Son histoire, Koumaïl, dit Blaise Fortune, pourrait la raconter comme s'il l'avait vécue mais Gloria Bohème sait si bien trouver les mots qu'il préfère la laisser dire, dans les méandres de sa mémoire et de son imagination. Alors, il se blottit dans les douceurs de son embonpoint et écoute les temps oubliés. Comment Gloria a quitté les vergers de son père Vassili, comment elle l'a sauvé d'un Caucase en guerre où les trains déraillent et offrent des passeports français. Lorsqu'ils reprennent la route de l'exil, les histoires de Gloria ont ça de bon qu'elles rendent la vérité supportable. Dans leur sac, un samovar, une radio sans piles, un violon sans cordes et un atlas vert avec des pages. Du Caucase jusqu'au pays des droits de l'homme et de Baudelaire, en passant par la Russie, l'Ukraine, la Moldavie, la Roumanie, Koumaïl y suit leur avancée cahotique, page après page, et à ces lèvres ces mots ou plutôt ce mot: "jemapèlblèzfortunéjesuicitoyendelarépubliquedefrancecélapurevérité."

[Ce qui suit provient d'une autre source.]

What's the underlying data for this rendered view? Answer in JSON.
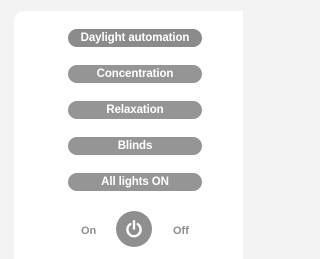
{
  "scenes": [
    {
      "label": "Daylight automation"
    },
    {
      "label": "Concentration"
    },
    {
      "label": "Relaxation"
    },
    {
      "label": "Blinds"
    },
    {
      "label": "All lights ON"
    }
  ],
  "power": {
    "on_label": "On",
    "off_label": "Off",
    "icon": "power-icon"
  },
  "colors": {
    "button_bg": "#959595",
    "button_text": "#ffffff",
    "label_text": "#8e8e8e",
    "panel_bg": "#ffffff",
    "page_bg": "#f3f3f3"
  }
}
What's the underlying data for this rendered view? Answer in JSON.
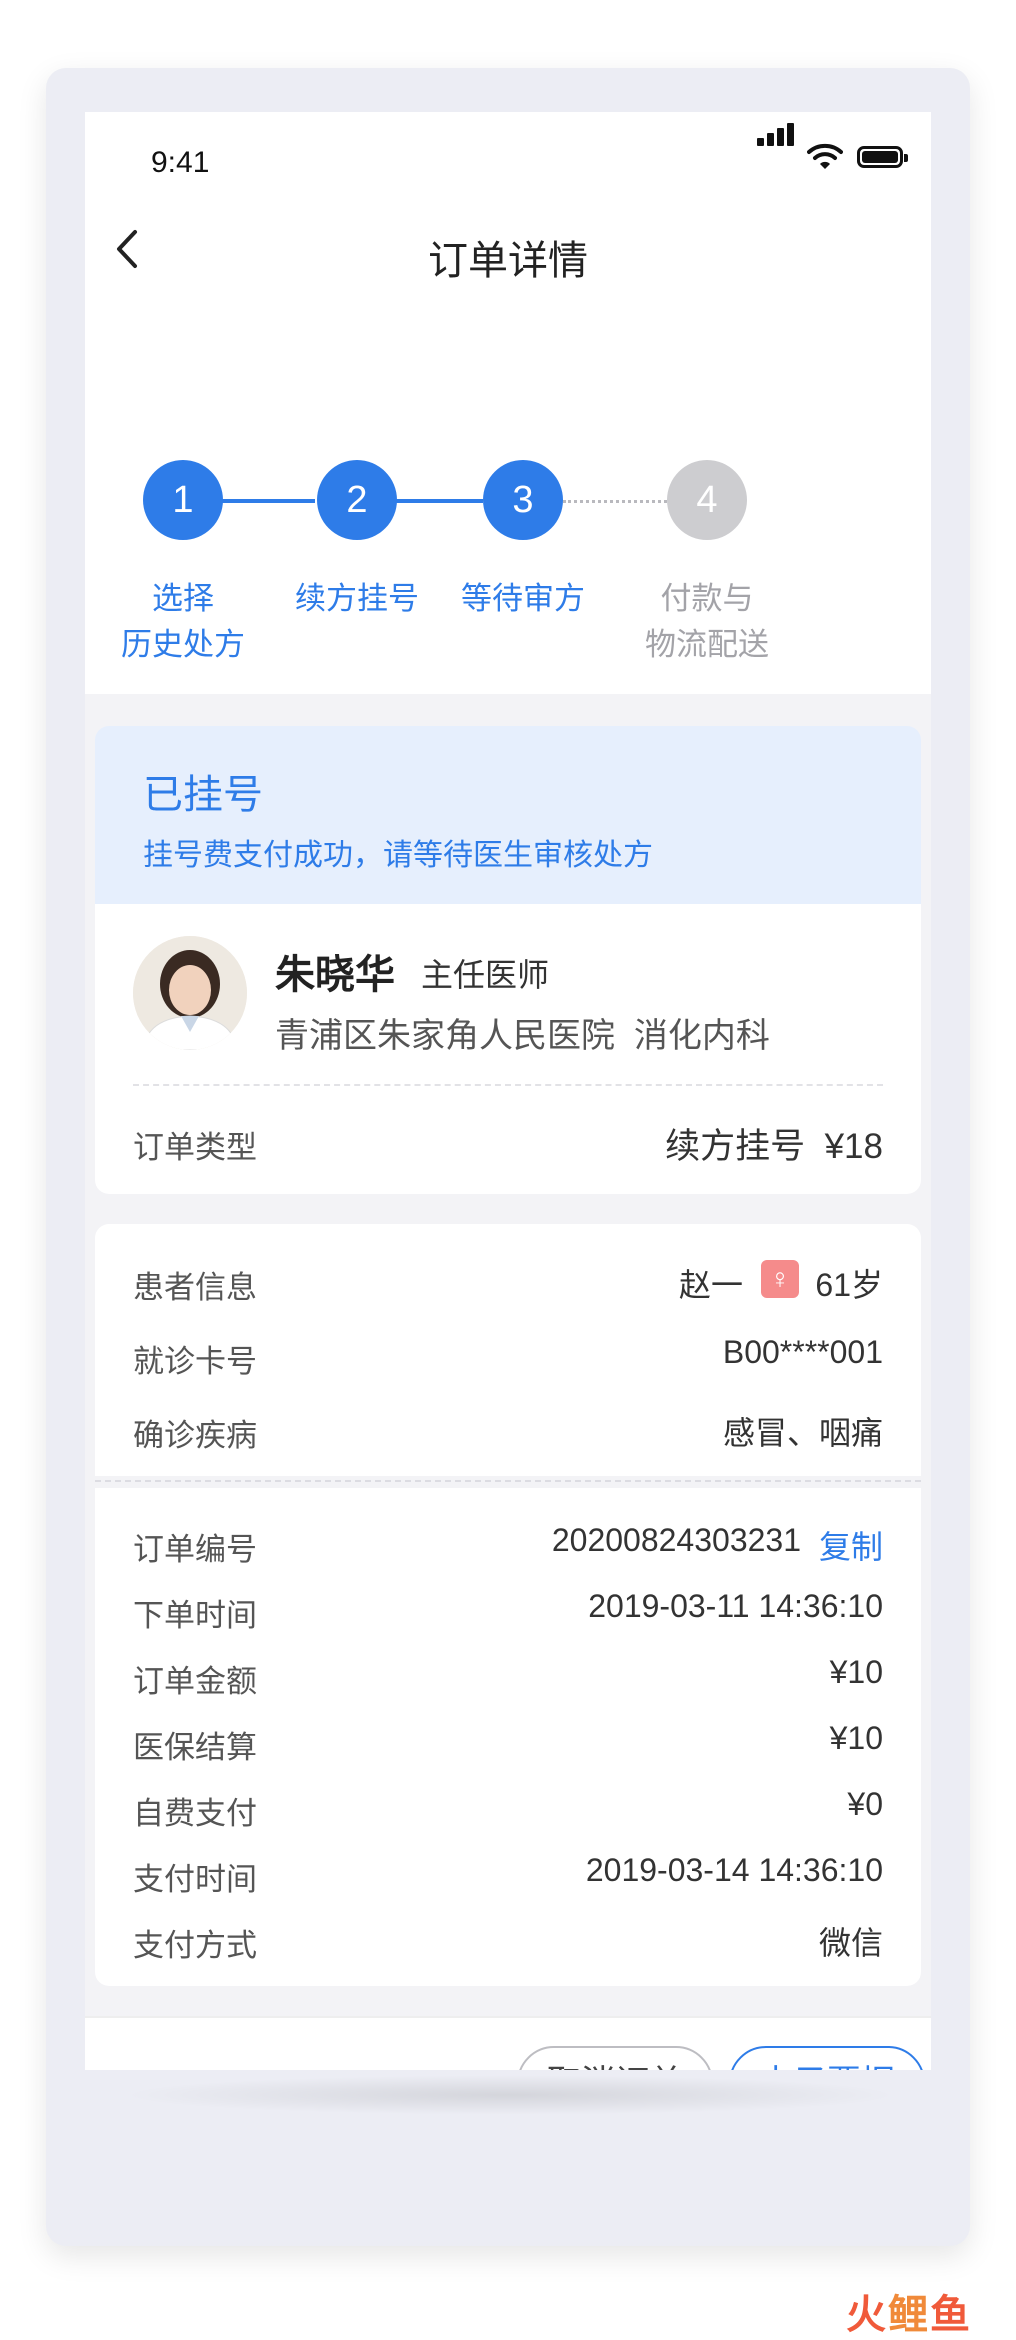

Dans ce roman, "la pure vérité" ne se laisse pas saisir au premier détour: sans cesse rocambolisée, on la pressent mais on ne veut pas l'approcher trop vite, que l'histoire dure encore quelques pages...
Le temps des Miracles d'Anne-Laure Bondoux a ce quelque chose, ce presque rien qui éloigne l'espace d'une lecture le risque "d'attraper un désespoir".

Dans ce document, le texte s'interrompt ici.